## 1. Theory Introduction to Diagnosing Bias/Variance

One of the critical challenges in machine learning is determining whether a model is suffering from bias or variance.

- **Bias**: Refers to the error due to overly simplistic assumptions in the learning algorithm, which can make it underfit the data. A high bias model oversimplifies the problem and performs poorly both on the training set and unseen data.

- **Variance**: Refers to the error due to too much complexity in the learning algorithm, making the model overfit the data. A high variance model captures noise in the training data and performs well on the training set but poorly on unseen data.

### Trade-off:
In general, as you increase the complexity of your model, you will see a reduction in error due to lower bias but an increase in error due to higher variance. Achieving a balance between these two types of error is crucial for creating models that generalize well to new data.

## Library

In [None]:
from sklearn.datasets import make_moons
from sklearn.model_selection import train_test_split
from sklearn.tree import DecisionTreeClassifier
from sklearn.metrics import accuracy_score
import matplotlib.pyplot as plt

## 2. Dataset

In [None]:
# Generate a dataset
X, y = make_moons(n_samples=500, noise=0.3, random_state=42)

# Splitting the dataset into training and test sets
X_train, X_test, y_train, y_test = train_test_split(X, y, test_size=0.3, random_state=42)

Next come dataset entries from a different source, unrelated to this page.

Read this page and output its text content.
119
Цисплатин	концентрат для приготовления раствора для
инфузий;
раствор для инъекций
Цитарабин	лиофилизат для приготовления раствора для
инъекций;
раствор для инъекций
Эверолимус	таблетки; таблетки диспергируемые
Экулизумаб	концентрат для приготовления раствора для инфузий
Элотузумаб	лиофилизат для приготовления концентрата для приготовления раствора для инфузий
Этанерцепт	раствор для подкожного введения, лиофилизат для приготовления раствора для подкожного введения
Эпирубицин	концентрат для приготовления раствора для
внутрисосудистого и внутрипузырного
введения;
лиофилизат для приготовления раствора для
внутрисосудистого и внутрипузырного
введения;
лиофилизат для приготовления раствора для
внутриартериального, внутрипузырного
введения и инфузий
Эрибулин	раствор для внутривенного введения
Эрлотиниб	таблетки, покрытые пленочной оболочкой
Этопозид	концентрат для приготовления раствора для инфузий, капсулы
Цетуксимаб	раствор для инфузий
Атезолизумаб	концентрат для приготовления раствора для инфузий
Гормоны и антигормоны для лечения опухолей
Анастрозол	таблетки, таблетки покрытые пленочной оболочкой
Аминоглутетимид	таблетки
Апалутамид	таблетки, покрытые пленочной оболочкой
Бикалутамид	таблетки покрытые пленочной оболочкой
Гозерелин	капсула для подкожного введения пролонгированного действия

## 3. Model coded in Python


In [None]:
# Training a decision tree classifier with varying depths
tree_depths = [1, 5, 10, 15]
train_accuracies = []
test_accuracies = []

for depth in tree_depths:
    clf = DecisionTreeClassifier(max_depth=depth)
    clf.fit(X_train, y_train)
    
    # Calculate accuracy on training and test set
    train_accuracy = accuracy_score(y_train, clf.predict(X_train))
    test_accuracy = accuracy_score(y_test, clf.predict(X_test))
    
    train_accuracies.append(train_accuracy)
    test_accuracies.append(test_accuracy)



## 4. Explanation


In [None]:
# Plotting training and test accuracies
plt.plot(tree_depths, train_accuracies, '-o', label='Training Accuracy')
plt.plot(tree_depths, test_accuracies, '-o', label='Test Accuracy')
plt.xlabel('Depth of Decision Tree')
plt.ylabel('Accuracy')
plt.legend()
plt.title('Bias vs. Variance Analysis')
plt.show()

From the plot:

1. **Low Depth (High Bias)**: At a low depth, both the training and test accuracies are low, indicating that the model is too simplistic and suffers from high bias.

2. **High Depth (High Variance)**: At very high depths, the training accuracy is high, but the test accuracy is lower. This indicates that the model has become too complex and is overfitting to the training data, capturing its noise.

3. **Optimal Point**: The optimal depth lies somewhere in the middle, where the difference between training and test accuracies is minimal while both accuracies are relatively high.

This analysis demonstrates the bias-variance trade-off. Too simple a model, and it can't capture the underlying patterns. Too complex, and it starts to fit the noise in the training data, failing to generalize well to new data.